The turn toward stringency reflects some of what has been learned in recent years about the effects of corporate concentration, for example, in a new emphasis on protecting workers. Economic circumstances also have changed. The rise of online business models in particular has created challenges not fully anticipated by earlier generations of policymakers, such as the ways that user data can be used to limit competition. In December, Amazon settled an antitrust complaint brought by European Union regulators by agreeing to stop using data gathered from third-party sellers on its site to calibrate its own retail business decisions.

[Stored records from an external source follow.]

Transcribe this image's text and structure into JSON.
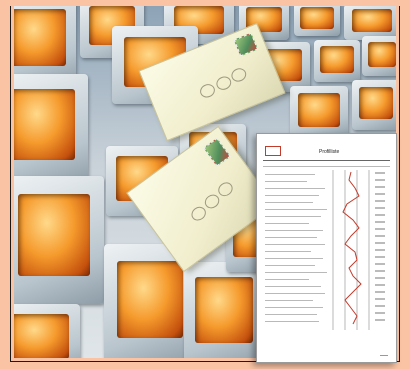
{
  "image": {
    "alt_subject": "envelopes-flying-past-rows-of-computer-monitors",
    "colors": {
      "background": "#f9c3a4",
      "screen_orange": "#f59a2c",
      "envelope": "#f4f1d2",
      "document_curve": "#c23b2b"
    }
  },
  "document": {
    "title": "Profilliste"
  }
}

The most important change, however, is a reconsideration of the role of economics in making policy. The guidelines treat the economic analysis of corporate concentration as a valuable source of information, rather than the measuring stick by which decisions are made. Antitrust authorities have failed in their responsibility to the American people by assigning to themselves the burden of trying to figure out which mergers may be harmful, rather than taking seriously their marching orders from Congress to prevent concentration.

Some harms are difficult to quantify. Some are difficult to anticipate. And sometimes the damage is cumulative. In separate interviews, Jonathan Kanter, the assistant attorney general who heads the Justice Department’s antitrust division, and Lina Khan, the chairwoman of the Federal Trade Commission, argued that the changes should be seen as a restoration of the plain meaning of the nation’s antitrust laws, which place limits on corporate concentration even when it isn’t possible to show negative economic effects in advance. Mr. Kanter said his department is focused on protecting competition because that is the goal that Congress enshrined in law and he is in the law enforcement business. “We’re going back to enforcing the law to its fullest extent,” he said.

To achieve this goal, the administration will need to overcome the skepticism of federal judges, many of whom are steeped in the minimalist approach to antitrust enforcement. The regulatory agencies have lost several cases in which they sought to enforce antitrust laws more stringently, including decisions allowing the tech giant Meta to buy Within, a maker of virtual reality apps, and to let Microsoft proceed with its acquisition of Activision Blizzard, which makes video games.